Selon le parti indépendantiste : "le temps est au courage politique et non à une énième visite ministérielle sans véritable lendemain, si ce n’est pour perpétuer ce que nous subissons, depuis des dizaines d’années, de la part de votre appareil judiciaire." Il considère cette visite comme "une énième provocation, d’une politique gouvernementale, qui n’a pour la Corse que condescendance et déconsidération."
Jean-Félix Acquaviva, député de la 2e circonscription de Haute-Corse
Il y a évidemment la commission d'enquête parlementaire que nous avons initiée et pour laquelle nous attendons l'avis juridique du garde des Sceaux pour pouvoir la mettre en place, sur six mois, comme convenu. Évidemment, nous pourrons échanger sur les évolutions des suites des enquêtes internes qui ont été publiées.
Il faudra aussi revenir sur la brèche pour la question de la libération conditionnelle des aménagements de peines rapides pour Pierre Alessandri et Alain Ferrandi, que l'on arrête de tergiverser, de donner le sentiment qu'il y a une vengeance d'État qui continue et arriver à sortir véritablement de ce dossier par le haut. Il faut en terminer. Après le rapprochement, il est plus que temps que ces hommes retrouvent leur famille après 24 à 25 ans de prison. Je crois qu'ils ont effectué leur peine et maintenant, il faut passer à autre chose et ce sera le sens de notre propos.
Et je n'oublie pas ceux qui sont inscrits au Fijait, la question des amendes pour les anciens prisonniers, de la gestion de ces prisonniers où là aussi, il faut sortir par le haut. Cela fait partie du processus pour arriver à une solution politique globale pour entrer dans un cycle nouveau entre la République française et la Corse.
Leo Battesti, un des membres-fondateurs du collectif anti mafia "A Maffia No, A Vita Ie"
J'attends dans un premier temps qu'il nous reçoive, chose que nous avons demandé compte tenu de l'urgence de la situation. La Corse est dans une grave situation. On ne peut pas régler de problèmes culturels, économiques, sociaux sans traiter le problème de la dérive mafieuse de l'île. Il est central et il transcende toutes les autres situations. Nous voulons attirer son attention là-dessus.

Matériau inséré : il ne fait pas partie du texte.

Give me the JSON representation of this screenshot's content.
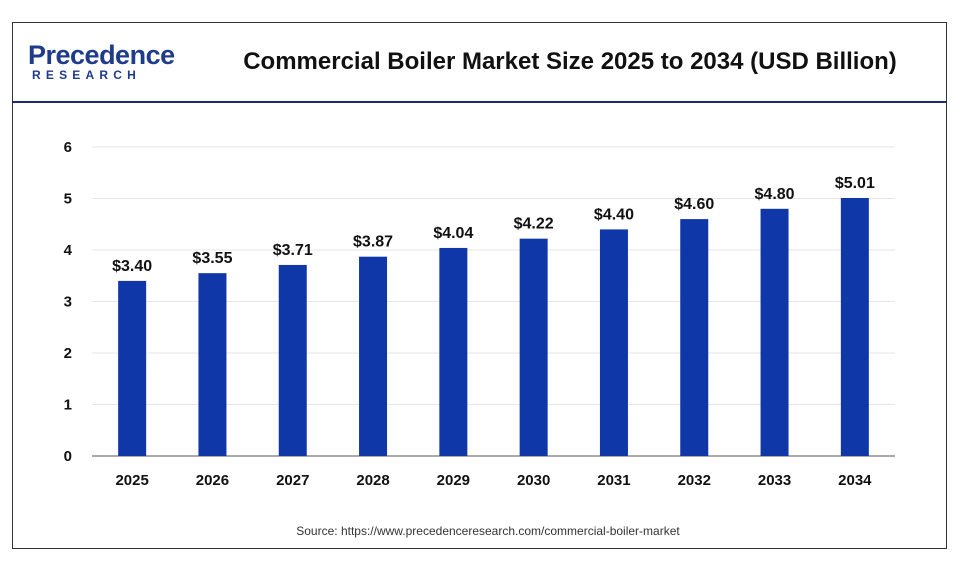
{
  "logo": {
    "brand_top": "Precedence",
    "brand_bottom": "RESEARCH"
  },
  "source_text": "Source: https://www.precedenceresearch.com/commercial-boiler-market",
  "colors": {
    "bar": "#0f37a8",
    "grid": "#e6e6e6",
    "axis": "#555555",
    "brand": "#1f3c8a"
  },
  "chart_data": {
    "type": "bar",
    "title": "Commercial Boiler Market Size 2025 to 2034 (USD Billion)",
    "xlabel": "",
    "ylabel": "",
    "categories": [
      "2025",
      "2026",
      "2027",
      "2028",
      "2029",
      "2030",
      "2031",
      "2032",
      "2033",
      "2034"
    ],
    "values": [
      3.4,
      3.55,
      3.71,
      3.87,
      4.04,
      4.22,
      4.4,
      4.6,
      4.8,
      5.01
    ],
    "data_labels": [
      "$3.40",
      "$3.55",
      "$3.71",
      "$3.87",
      "$4.04",
      "$4.22",
      "$4.40",
      "$4.60",
      "$4.80",
      "$5.01"
    ],
    "y_ticks": [
      "0",
      "1",
      "2",
      "3",
      "4",
      "5",
      "6"
    ],
    "ylim": [
      0,
      6
    ],
    "grid": true,
    "legend": "none"
  }
}
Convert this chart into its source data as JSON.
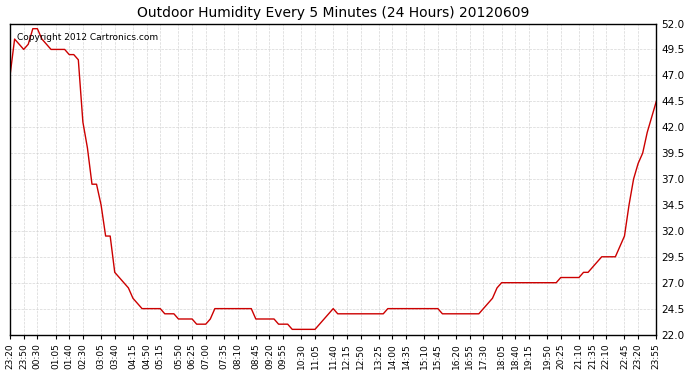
{
  "title": "Outdoor Humidity Every 5 Minutes (24 Hours) 20120609",
  "copyright_text": "Copyright 2012 Cartronics.com",
  "line_color": "#cc0000",
  "background_color": "#ffffff",
  "grid_color": "#cccccc",
  "ylim": [
    22.0,
    52.0
  ],
  "yticks": [
    22.0,
    24.5,
    27.0,
    29.5,
    32.0,
    34.5,
    37.0,
    39.5,
    42.0,
    44.5,
    47.0,
    49.5,
    52.0
  ],
  "x_labels": [
    "23:20",
    "23:50",
    "00:30",
    "01:05",
    "01:40",
    "02:30",
    "03:05",
    "03:40",
    "04:15",
    "04:50",
    "05:15",
    "05:50",
    "06:25",
    "07:00",
    "07:35",
    "08:10",
    "08:45",
    "09:20",
    "09:55",
    "10:30",
    "11:05",
    "11:40",
    "12:15",
    "12:50",
    "13:25",
    "14:00",
    "14:35",
    "15:10",
    "15:45",
    "16:20",
    "16:55",
    "17:30",
    "18:05",
    "18:40",
    "19:15",
    "19:50",
    "20:25",
    "21:10",
    "21:35",
    "22:10",
    "22:45",
    "23:20",
    "23:55"
  ],
  "humidity_values": [
    47.0,
    50.5,
    50.0,
    49.5,
    50.0,
    51.5,
    51.5,
    50.5,
    50.0,
    49.5,
    49.5,
    49.5,
    49.5,
    49.0,
    49.0,
    48.5,
    42.5,
    40.0,
    36.5,
    36.5,
    34.5,
    31.5,
    31.5,
    28.0,
    27.5,
    27.0,
    26.5,
    25.5,
    25.0,
    24.5,
    24.5,
    24.5,
    24.5,
    24.5,
    24.0,
    24.0,
    24.0,
    23.5,
    23.5,
    23.5,
    23.5,
    23.0,
    23.0,
    23.0,
    23.5,
    24.5,
    24.5,
    24.5,
    24.5,
    24.5,
    24.5,
    24.5,
    24.5,
    24.5,
    23.5,
    23.5,
    23.5,
    23.5,
    23.5,
    23.0,
    23.0,
    23.0,
    22.5,
    22.5,
    22.5,
    22.5,
    22.5,
    22.5,
    23.0,
    23.5,
    24.0,
    24.5,
    24.0,
    24.0,
    24.0,
    24.0,
    24.0,
    24.0,
    24.0,
    24.0,
    24.0,
    24.0,
    24.0,
    24.5,
    24.5,
    24.5,
    24.5,
    24.5,
    24.5,
    24.5,
    24.5,
    24.5,
    24.5,
    24.5,
    24.5,
    24.0,
    24.0,
    24.0,
    24.0,
    24.0,
    24.0,
    24.0,
    24.0,
    24.0,
    24.5,
    25.0,
    25.5,
    26.5,
    27.0,
    27.0,
    27.0,
    27.0,
    27.0,
    27.0,
    27.0,
    27.0,
    27.0,
    27.0,
    27.0,
    27.0,
    27.0,
    27.5,
    27.5,
    27.5,
    27.5,
    27.5,
    28.0,
    28.0,
    28.5,
    29.0,
    29.5,
    29.5,
    29.5,
    29.5,
    30.5,
    31.5,
    34.5,
    37.0,
    38.5,
    39.5,
    41.5,
    43.0,
    44.5
  ]
}
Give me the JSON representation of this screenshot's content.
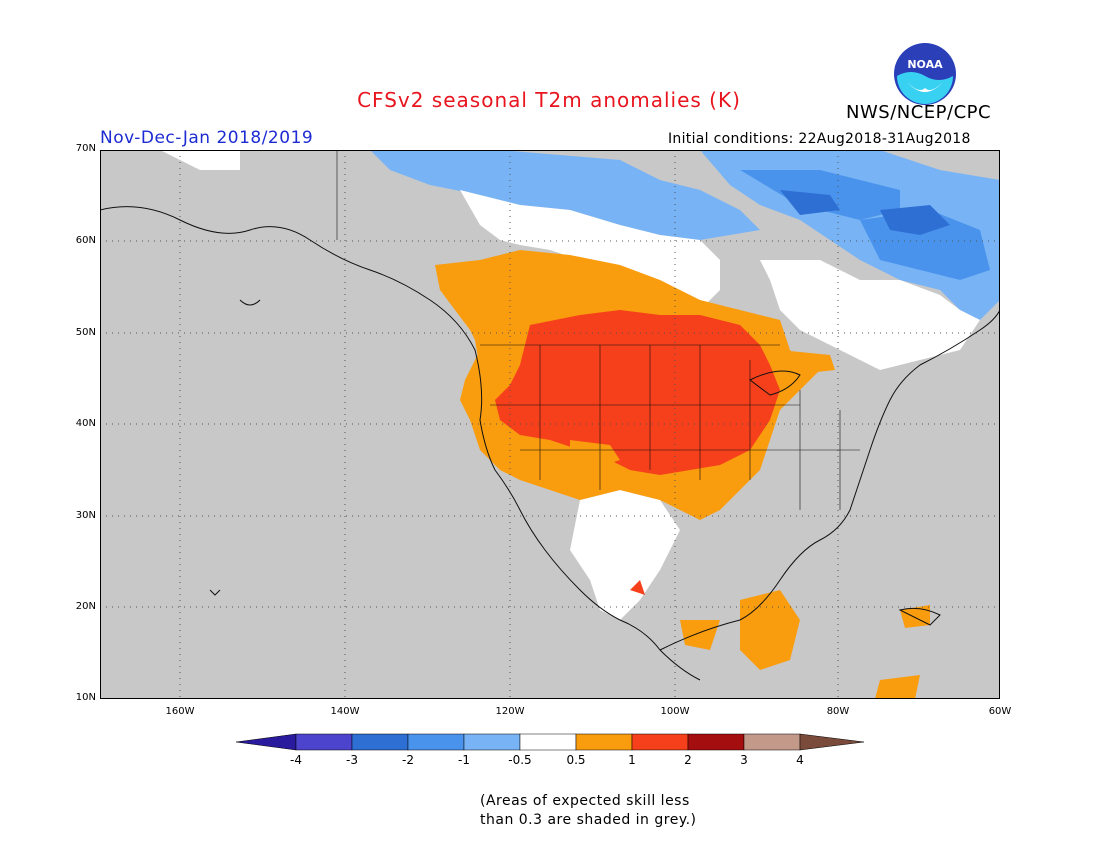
{
  "header": {
    "title": "CFSv2 seasonal T2m anomalies (K)",
    "period": "Nov-Dec-Jan 2018/2019",
    "initial_conditions": "Initial conditions: 22Aug2018-31Aug2018",
    "agency": "NWS/NCEP/CPC",
    "logo_text": "NOAA"
  },
  "colors": {
    "title": "#e8141e",
    "period": "#1d2bd3",
    "land_grey": "#c8c8c8",
    "ocean_grey": "#c8c8c8",
    "dotted_grid": "#555555"
  },
  "map": {
    "lat_ticks": [
      "70N",
      "60N",
      "50N",
      "40N",
      "30N",
      "20N",
      "10N"
    ],
    "lon_ticks": [
      "160W",
      "140W",
      "120W",
      "100W",
      "80W",
      "60W"
    ]
  },
  "legend": {
    "labels": [
      "-4",
      "-3",
      "-2",
      "-1",
      "-0.5",
      "0.5",
      "1",
      "2",
      "3",
      "4"
    ],
    "colors": [
      "#2a1a9e",
      "#4c44cd",
      "#2e6fd4",
      "#4a93ec",
      "#78b4f5",
      "#ffffff",
      "#f99c0e",
      "#f5401b",
      "#a50e0e",
      "#c3998a",
      "#7a4a3a"
    ]
  },
  "notes": {
    "line1": "(Areas of expected skill less",
    "line2": "than 0.3 are shaded in grey.)"
  }
}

L'État a un rôle central et la Justice a un rôle stratégique considérable. Or, aujourd'hui, nous sommes en état de faillite généralisée, y compris au niveau judiciaire. Il y a des procédures mal ficelées, une impunité considérable dès le moment où il s'agit de crimes de personnalités ou de gens de la mafia.
On se retrouve dans une situation grave donc il faut que la Justice s'empare de la question. Nous avons des propositions à faire. Parmi elles, certaines peuvent déjà être appliquées comme faire venir de bons magistrats qui ont le sens de la procédure, parce qu'on ne peut plus continuer dans la dérive actuelle. Et puis il faut des directives précises au niveau des parquets parce qu'il n'y a pas d'action efficace ni une volonté de mener une action contre le système mafieux en Corse.
Jean Leandri, délégué régional de l'union syndicale des magistrats
Quand un garde des Sceaux arrive dans un tribunal, on est satisfait puisque nous avons beaucoup d'attentes. Le fait même qu'il vienne montre qu'il y a une considération pour les juridictions qu'il visite. Pour nous, c'est une bonne chose.
On souffre beaucoup du manque de moyens, quotidiennement et depuis longtemps. Si on prend les statistiques nationales sur le nombre de magistrats par habitants par rapport au reste de l'Europe, on s'aperçoit déjà d'un énorme déficit. Et avec les maladies, les postes vacants, tant pour les magistrats que pour les greffiers, on a beaucoup de mal à faire face à notre mission.
Tous les pans de l'activité juridictionnelle sont affectés par une insuffisance de postes, des maladies, des postes non pourvus. Cela crée une vraie désorganisation, puisqu'il faut remplacer et la Justice doit quand même fonctionner. C'est donc au prix de sacrifices personnels, d'un travail, ça crée un malaise profond dans l'institution.